Entre-temps, la couverture de derrière de ce numéro de magazine particulier comporte une photographie en couleurs d’une Angelina Jolie pensive, les pieds aussi nus que ceux de l’Enfant Jésus et un regard lointain presque aussi réticent que celui de la vierge. Habillée avec un linge ample aux tons terreux, l’actrice hollywoodienne est assise dans un canoë en bois flottant dans un marais luxuriant. Ses cheveux noirs sont lâchés, tandis qu’elle étreint son genou gauche et se blottit contre le sac fourre-tout volumineux signé Louis Vuitton qui est mis en bandoulière sur son épaule gauche. Comme l’icône du XVème siècle présentée sur la couverture, cette publicité cherche à communiquer et à affirmer un système de croyances très précis. Dans l’œuvre de Fra Angelico, le christianisme d’avant la Réforme est en jeu, tandis que sur l’image imprimée des produits de maroquinerie français, une exaltation quasi religieuse du luxe et de la célébrité est présentée.
La juxtaposition de ces deux images déclenche une explosion de références, notamment celle concernant la figure de Mère sacrée, et le rôle de la femme occidentale historique et contemporaine. Bien que souligner ce point semble être un commérage et une mesquinerie dans ce contexte, Il est significatif que les fondateurs du Musée Jacquemart-André, Nélie Jacquemart et Édouard André fussent sans enfants. Le couple s’est rencontré quand Jacquemart, une jeune portraitiste, a peint André, un banquier et collectionneur notoire. La collection qu’ils ont construite ensemble après leur mariage en 1881 est connue non seulement pour ses collections de niveau mondial de l’art italien des XIVème et XVème siècles, mais aussi pour son imagerie considérable de la Mère et de l’Enfant. Il est dit que, étant sans enfants qui soient les siens, Jacquemart est devenue profondément attachée au genre, en acquérant des versions exquises de Bellini, Botticelli, Della Robbia, Mategna et Pérugin. Pendant ce temps, Angelina Jolie, bien que bénie avec une famille nombreuse et grandissante, semble parfois elle aussi être obsédée par l’accroissement de sa progéniture. Elle a donné naissance à trois enfants, et en a également adoptés d’autres en provenance du Cambodge, d’Éthiopie et du Vietnam. Dans les deux cas, ces femmes semblent désirer une image sacrée de la maternité, que celle-ci soit un acte performatif ou une œuvre d’art à contempler.

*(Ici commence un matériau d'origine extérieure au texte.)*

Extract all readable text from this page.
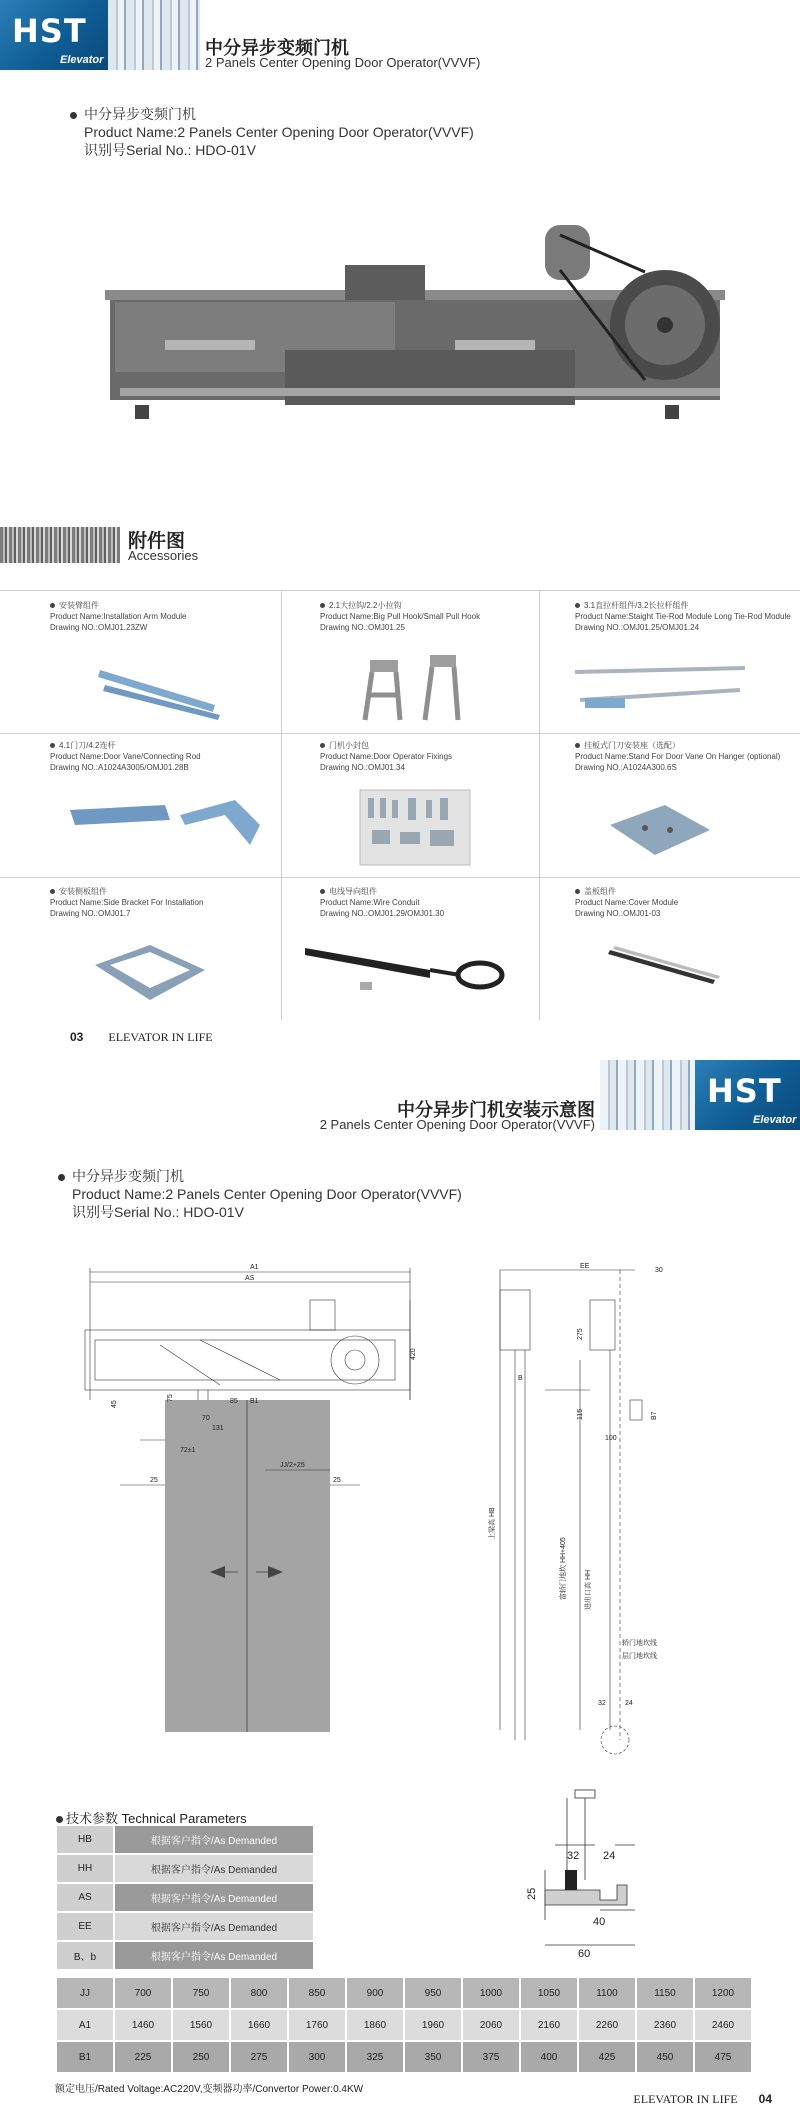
HST
Elevator
中分异步变频门机
2 Panels Center Opening Door Operator(VVVF)
中分异步变频门机
Product Name:2 Panels Center Opening Door Operator(VVVF)
识别号Serial No.: HDO-01V
附件图
Accessories
安装臂组件
Product Name:Installation Arm Module
Drawing NO.:OMJ01.23ZW
2.1大拉钩/2.2小拉钩
Product Name:Big Pull Hook/Small Pull Hook
Drawing NO.:OMJ01.25
3.1直拉杆组件/3.2长拉杆组件
Product Name:Staight Tie-Rod Module Long Tie-Rod Module
Drawing NO.:OMJ01.25/OMJ01.24
4.1门刀/4.2连杆
Product Name:Door Vane/Connecting Rod
Drawing NO.:A1024A3005/OMJ01.28B
门机小封包
Product Name:Door Operator Fixings
Drawing NO.:OMJ01.34
挂板式门刀安装座（选配）
Product Name:Stand For Door Vane On Hanger (optional)
Drawing NO.:A1024A300.6S
安装侧板组件
Product Name:Side Bracket For Installation
Drawing NO.:OMJ01.7
电线导向组件
Product Name:Wire Conduit
Drawing NO.:OMJ01.29/OMJ01.30
盖板组件
Product Name:Cover Module
Drawing NO.:OMJ01-03
03 ELEVATOR IN LIFE
HST
Elevator
中分异步门机安装示意图
2 Panels Center Opening Door Operator(VVVF)
中分异步变频门机
Product Name:2 Panels Center Opening Door Operator(VVVF)
识别号Serial No.: HDO-01V
A1
AS
420
45
75	85 B1
70
131
72±1
JJ/2+25
25	25
EE
30
275
B
115	B7
100
上梁高 HB
富轿门地坎 HH+405	进出口高 HH
轿门地坎线
层门地坎线
32	24
技术参数 Technical Parameters
HB	根据客户指令/As Demanded
HH	根据客户指令/As Demanded
AS	根据客户指令/As Demanded
EE	根据客户指令/As Demanded
B、b	根据客户指令/As Demanded
32 24
25
40
60
JJ	700	750	800	850	900	950	1000	1050	1100	1150	1200
A1	1460	1560	1660	1760	1860	1960	2060	2160	2260	2360	2460
B1	225	250	275	300	325	350	375	400	425	450	475
额定电压/Rated Voltage:AC220V,变频器功率/Convertor Power:0.4KW
ELEVATOR IN LIFE 04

Les deux images de couverture frappent également par leur forte résonance esthétique. Non seulement la pose pieds nus d’Angelina Jolie et ses vêtements diaphanes font écho au rendu de Fra Angelico de l’Enfant Jésus, mais sa pose assise reflète la composition triangulaire ancrée tant appréciée par les peintres de la Renaissance. De même, la main de la Vierge, portée légèrement vers son cœur trouve sa réplique dans la main délicate de notre actrice contemporaine, portée vers ses jambes légendaires.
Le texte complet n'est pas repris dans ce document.